Here in San Diego County, most police departments say they don’t go out of their way to ask the immigration status of people they come into contact. But immigration agents have been stationed in county jails for more than a decade.
Local police chiefs, such as San Diego’s Shelley Zimmerman, can say their departments do not check the immigration status of victims of crimes to encourage all people to come forward, but that is not always what happens.
Take the case of Elena Cabrera of Escondido: In 2011, the mother of four called Escondido police when her live-in boyfriend attacked her. Both were taken to the Vista jail. He, a legal resident, was released a few days later.
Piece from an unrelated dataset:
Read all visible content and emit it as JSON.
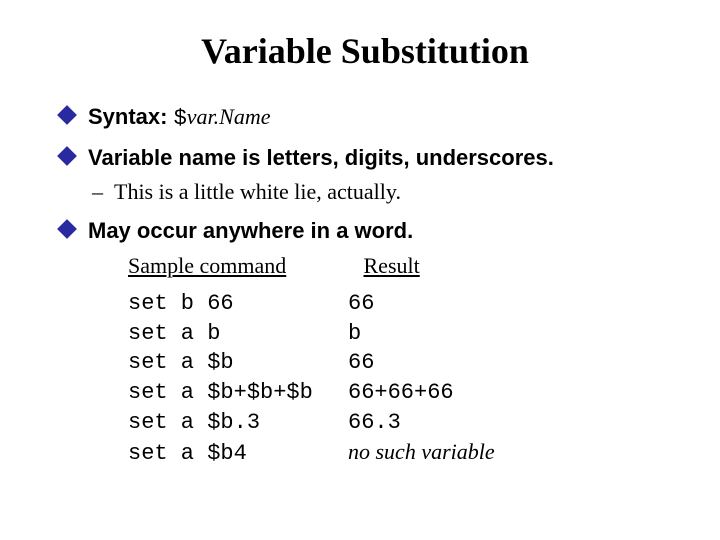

She, an undocumented immigrant, was turned over to immigration agents and put in removal proceedings. Cabrera was lucky because she was able to contact an immigration attorney, and her deportation was averted.
Already the state is seeing the effects of the Trump administration’s immigration plans, according to law enforcement officials.
In a recent Los Angeles Times story, Los Angeles Police Chief Charlie Beck said reports of sexual assault dropped 25 percent among the city’s Latino population in the beginning of 2017. He said reports of domestic violence also fell 10 percent. He said there was a “strong correlation” between the drop and the panic in the community over ramped-up ICE deportations.
Ramped up immigration enforcement and blurred lines between local police and federal immigration authorities have already broken up too many families. In the future, California must be a shining example for the rest of the country – a place where people feel safe regardless of what they look like, where they come from, or how they speak.
California must draw a bright line between local police and federal immigration agents, making sure victims of crime and witnesses in investigations don’t get deported or refuse to come forward because they fear being deported.
The law would rightly remove immigration agents from jails. We need that in California.
SB 54 is that bright line.
—Norma Chavez-Peterson is executive director of the ACLU of San Diego and Imperial Counties.